Pattaya mempunyai banyak sekali hotel hingga penginapan murah. Tak perlu khawatir untuk go show, tinggal mencari di cabang jalan Pattaya Road di pusat kota. Di sini banyak penginapan dengan tarif yang terjangkau. Bisa juga cek di situs www.tourismthailand.org.
Jangan Lupa Cicipi:
Kao Lam (ketan dalam bambu). Penganan gurih dari ketan yang dibakar dalam potongan bambu ini mirip dengan lemang kalau di Indonesia. Cuma di Pattaya ini ada beberapa macam. Ada yang dari ketan putih, ketan hitam, atau ketan putih dengan isi kacang hitam. Penganan ini paling banyak ditemui di rest area di tengah perjalanan antara Bangkok-Pattaya, dan dijual di emperan toko-toko. Berbeda dengan lemang yang bekas gosong bakarannya masih dibiarkan, di Pattaya ini lapisan bambu gosongnya sudah dikupas dengan parang, jadi penampakannya lebih bersih.
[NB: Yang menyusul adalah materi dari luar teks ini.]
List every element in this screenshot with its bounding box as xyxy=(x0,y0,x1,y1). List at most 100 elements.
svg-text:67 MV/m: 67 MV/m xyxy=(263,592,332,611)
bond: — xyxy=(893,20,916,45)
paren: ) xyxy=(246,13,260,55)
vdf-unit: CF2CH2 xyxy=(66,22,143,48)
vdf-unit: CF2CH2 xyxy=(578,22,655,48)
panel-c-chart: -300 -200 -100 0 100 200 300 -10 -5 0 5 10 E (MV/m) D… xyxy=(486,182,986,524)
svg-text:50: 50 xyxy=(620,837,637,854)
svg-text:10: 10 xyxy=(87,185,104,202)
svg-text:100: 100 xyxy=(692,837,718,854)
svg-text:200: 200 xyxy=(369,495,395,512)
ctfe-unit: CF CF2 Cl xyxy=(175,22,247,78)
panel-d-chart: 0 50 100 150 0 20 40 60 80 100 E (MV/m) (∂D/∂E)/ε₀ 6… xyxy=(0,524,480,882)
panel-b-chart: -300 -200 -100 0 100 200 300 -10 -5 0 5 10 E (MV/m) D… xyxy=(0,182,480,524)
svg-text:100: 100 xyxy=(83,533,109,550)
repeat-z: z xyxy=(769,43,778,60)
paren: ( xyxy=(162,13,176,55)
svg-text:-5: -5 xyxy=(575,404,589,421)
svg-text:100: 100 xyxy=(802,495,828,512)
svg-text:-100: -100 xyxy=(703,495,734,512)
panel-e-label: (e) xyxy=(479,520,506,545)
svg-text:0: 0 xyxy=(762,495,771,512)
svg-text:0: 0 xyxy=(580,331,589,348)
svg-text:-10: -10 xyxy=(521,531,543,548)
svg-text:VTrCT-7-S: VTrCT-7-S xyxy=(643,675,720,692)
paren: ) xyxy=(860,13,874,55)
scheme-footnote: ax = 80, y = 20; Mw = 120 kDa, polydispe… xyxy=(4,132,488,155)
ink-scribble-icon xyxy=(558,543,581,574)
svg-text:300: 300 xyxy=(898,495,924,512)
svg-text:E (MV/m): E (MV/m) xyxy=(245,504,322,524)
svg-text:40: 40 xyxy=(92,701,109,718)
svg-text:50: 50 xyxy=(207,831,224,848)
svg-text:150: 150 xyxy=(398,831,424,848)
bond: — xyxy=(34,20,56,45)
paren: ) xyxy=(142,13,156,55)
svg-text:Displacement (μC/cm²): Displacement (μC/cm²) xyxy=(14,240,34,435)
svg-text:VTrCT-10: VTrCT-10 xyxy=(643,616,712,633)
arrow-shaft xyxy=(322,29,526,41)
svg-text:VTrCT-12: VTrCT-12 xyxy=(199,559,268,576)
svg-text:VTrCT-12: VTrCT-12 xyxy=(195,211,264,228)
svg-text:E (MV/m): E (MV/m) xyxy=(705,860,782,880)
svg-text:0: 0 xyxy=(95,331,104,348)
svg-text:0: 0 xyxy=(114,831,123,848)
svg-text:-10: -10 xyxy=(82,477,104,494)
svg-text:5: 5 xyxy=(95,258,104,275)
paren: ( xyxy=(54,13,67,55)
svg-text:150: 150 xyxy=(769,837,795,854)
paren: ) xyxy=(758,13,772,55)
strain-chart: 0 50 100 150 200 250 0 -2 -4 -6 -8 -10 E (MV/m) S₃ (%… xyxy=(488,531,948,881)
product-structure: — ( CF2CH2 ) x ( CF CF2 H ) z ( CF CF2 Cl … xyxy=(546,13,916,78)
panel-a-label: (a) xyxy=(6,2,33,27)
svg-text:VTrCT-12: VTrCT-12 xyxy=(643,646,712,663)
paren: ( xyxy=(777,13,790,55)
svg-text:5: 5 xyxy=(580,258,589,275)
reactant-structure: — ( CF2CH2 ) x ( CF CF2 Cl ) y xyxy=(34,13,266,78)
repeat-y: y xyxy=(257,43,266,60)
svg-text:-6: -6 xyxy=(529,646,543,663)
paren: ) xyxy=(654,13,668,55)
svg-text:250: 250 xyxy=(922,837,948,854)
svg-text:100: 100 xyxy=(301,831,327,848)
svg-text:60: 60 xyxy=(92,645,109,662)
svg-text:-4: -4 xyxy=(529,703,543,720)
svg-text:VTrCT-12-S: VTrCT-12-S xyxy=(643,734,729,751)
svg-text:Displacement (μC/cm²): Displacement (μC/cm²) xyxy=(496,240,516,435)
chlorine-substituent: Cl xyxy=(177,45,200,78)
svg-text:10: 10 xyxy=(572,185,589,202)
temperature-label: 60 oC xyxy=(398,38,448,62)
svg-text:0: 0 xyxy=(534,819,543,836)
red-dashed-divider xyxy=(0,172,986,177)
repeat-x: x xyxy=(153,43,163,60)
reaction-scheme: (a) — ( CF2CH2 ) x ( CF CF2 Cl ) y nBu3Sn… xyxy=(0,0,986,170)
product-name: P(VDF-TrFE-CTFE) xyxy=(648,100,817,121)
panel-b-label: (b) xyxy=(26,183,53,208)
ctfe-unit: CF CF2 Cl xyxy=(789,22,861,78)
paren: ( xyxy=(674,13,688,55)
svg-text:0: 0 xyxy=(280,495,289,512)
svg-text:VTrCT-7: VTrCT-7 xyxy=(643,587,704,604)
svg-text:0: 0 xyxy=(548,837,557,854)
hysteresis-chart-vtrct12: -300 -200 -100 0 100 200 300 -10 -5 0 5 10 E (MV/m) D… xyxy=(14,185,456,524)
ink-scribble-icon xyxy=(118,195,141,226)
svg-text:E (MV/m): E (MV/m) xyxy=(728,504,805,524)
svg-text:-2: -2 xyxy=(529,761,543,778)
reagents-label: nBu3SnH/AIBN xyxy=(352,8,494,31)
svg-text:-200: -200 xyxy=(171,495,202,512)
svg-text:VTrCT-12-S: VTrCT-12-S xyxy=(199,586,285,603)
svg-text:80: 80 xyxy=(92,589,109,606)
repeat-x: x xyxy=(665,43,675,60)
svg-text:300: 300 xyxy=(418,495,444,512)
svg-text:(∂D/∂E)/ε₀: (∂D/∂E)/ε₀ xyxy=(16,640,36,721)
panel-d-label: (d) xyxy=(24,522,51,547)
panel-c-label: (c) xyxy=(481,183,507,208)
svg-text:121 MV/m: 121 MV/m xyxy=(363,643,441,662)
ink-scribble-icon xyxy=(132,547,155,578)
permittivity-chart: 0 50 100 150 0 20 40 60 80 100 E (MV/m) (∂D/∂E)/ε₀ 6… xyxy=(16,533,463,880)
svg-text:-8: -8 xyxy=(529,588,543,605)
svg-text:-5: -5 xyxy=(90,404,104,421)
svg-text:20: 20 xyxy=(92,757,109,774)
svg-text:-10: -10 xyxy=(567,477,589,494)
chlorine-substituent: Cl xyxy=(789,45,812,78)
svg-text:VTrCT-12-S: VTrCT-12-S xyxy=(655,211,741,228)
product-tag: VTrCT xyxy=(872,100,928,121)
Coba perhatikan bagaimana penjualnya membelah bambu itu untuk mengeluarkan isinya.
Satu penanganan lagi yang tak jauh dari ketan adalah Khao Niaow Ma Muang (dessert ketan-mangga). Di Pattaya banyak dijual di pinggir jalan di area yang menjadi foodcourt. Saat dijual, mangganya masih utuh dan baru dikupas kalau ada pembeli. Lalu mangga dan ketan ditaruh dalam stirofoam, dengan tambahan santan dibungkus (bisa dituang langsung kalau mau). Sebenarnya jenis dessert mangga ini ada di mana-mana, tapi di Pattaya lebih asyik karena bisa dimakan sambil jalan-jalan menikmati suasana malam.